Sixty-seven percent of sellers think prices will increase a little in 2016. Seven percent think home prices will increase a lot, only a slight change from our October survey.
A greater share of survey respondents, 48 percent, said now is an OK time to sell in their neighborhood. Ten percent said now is a bad time to sell, down from 13 percent in our prior survey.
On Monday morning, the Federal Reserve Bank of New York released the results of its monthly Survey of Consumer Expectations, showing that consumers feel more positive about the housing market in the next 12 months.
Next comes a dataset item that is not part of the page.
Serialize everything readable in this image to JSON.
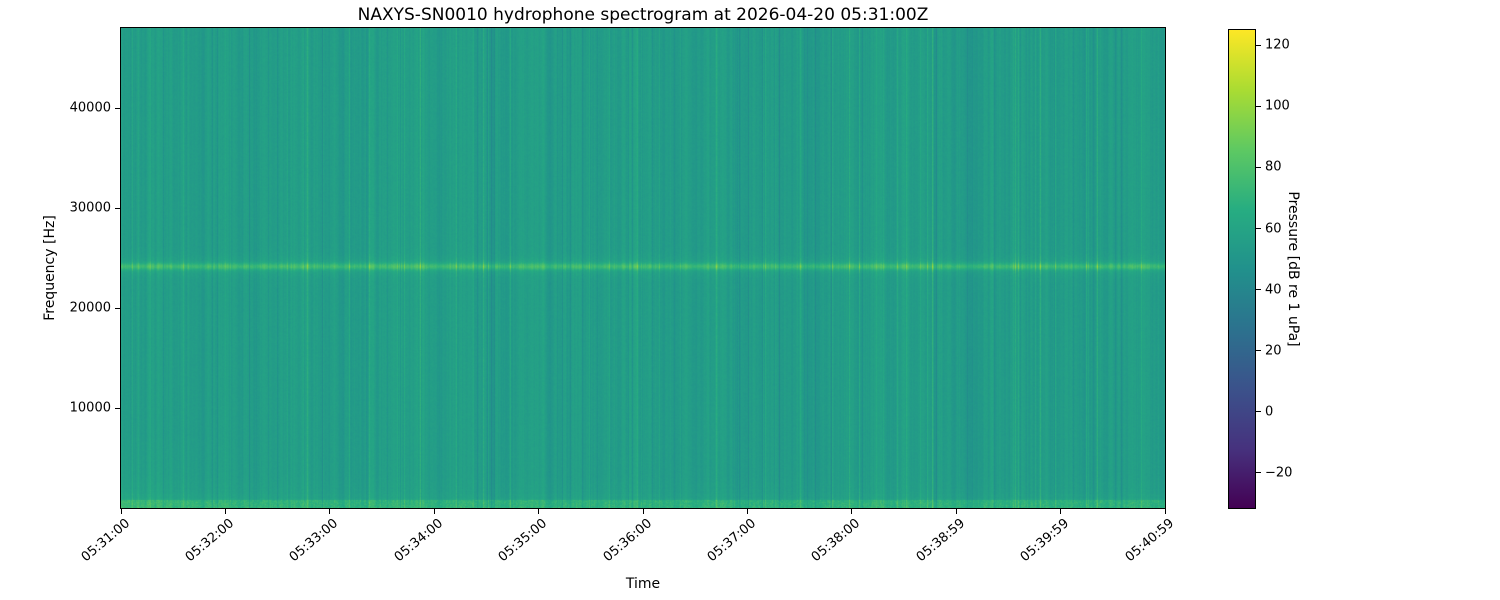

Here are some of the details from the results, reported by Builder.
Median expected home price change dropped slightly to 3.00% in January, according to the monthly Survey of Consumer Expectations released by the Federal Reserve Bank of New York.
This is a two basis-point change compared to last December’s 3.02%, and 42 basis-point decrease from January 2015. An upward housing market in 2015 has given consumers more reason to believe in a strong 2016 market. Consumer predictions of home price volatility have gone down in recent years, but have stayed fairly stable since August 2015.
Consumers in the Northeast region have the most faith in the housing market, expecting a moderate 2.59% change in future home prices. People in the South region came in second with a 2.90% expected home price change, followed by the Midwest and West, with a 3.00% and 3.27% median point prediction, respectively.
Younger consumers under 40 years-old are the most optimistic among all age groups, with a median prediction of 2.82%, while consumers over age 60 see the most volatility in the market, with an expected home price change of 3.00%.
According to a recent survey of non-homeowning consumers, commissioned by Bankrate.com, nearly half of the respondents said they would like to buy a home now – but can’t afford a down payment or think that their credit isn’t good enough to qualify. Here’s the story from Bankrate’s Crissinda Ponder.
According to the recent Bankrate Money Pulse Survey, nearly half of respondents say they’re not homeowners right now because they either can’t afford a down payment (29%) or they believe their credit isn’t good enough to qualify for a mortgage (16%).
“A lot of people make assumptions that they can’t afford to buy based on just some perceptions, and many have not taken the step to figure out how mortgage-ready they are,” says Marietta Rodriguez, vice president of national homeownership programs at NeighborWorks America in Washington, D.C.
The share of non-homeowners who have counted themselves out of homeownership for the time being is somewhat expected, considering the lasting effects of the housing meltdown, says Pava Leyrer, chief operating officer for Northern Mortgage Services in Grandville, Michigan.
“A lot of people went through some deep pains in the past 10 years or less,” she says, citing foreclosures, job losses and bankruptcy filings. “All of those things are traumatic in your life.”
The survey also asked non-homeowners what percentage of the total cost they would contribute as a down payment on a hypothetical home purchase. Nearly 2 in 10 said somewhere between 11% and 20% down, and another 17% of respondents would put down 6%-10%.
The most popular response, however, was “don’t know” – almost a quarter of non-owners report they don’t have a clue how much they would put down to buy a home.
Although it appears to be a substantial percentage of people, Rob Chrane, president and CEO at Atlanta-based Down Payment Resource, says it’s consistent with what his company has encountered.
The survey underscores the fact that many aren’t aware that down payment assistance is available, which could be keeping them on the sidelines.
“The biggest single issue is that consumers just don’t know these programs even exist,” Chrane says. “If you don’t know of the possibility then you don’t know to ask people for help with it.”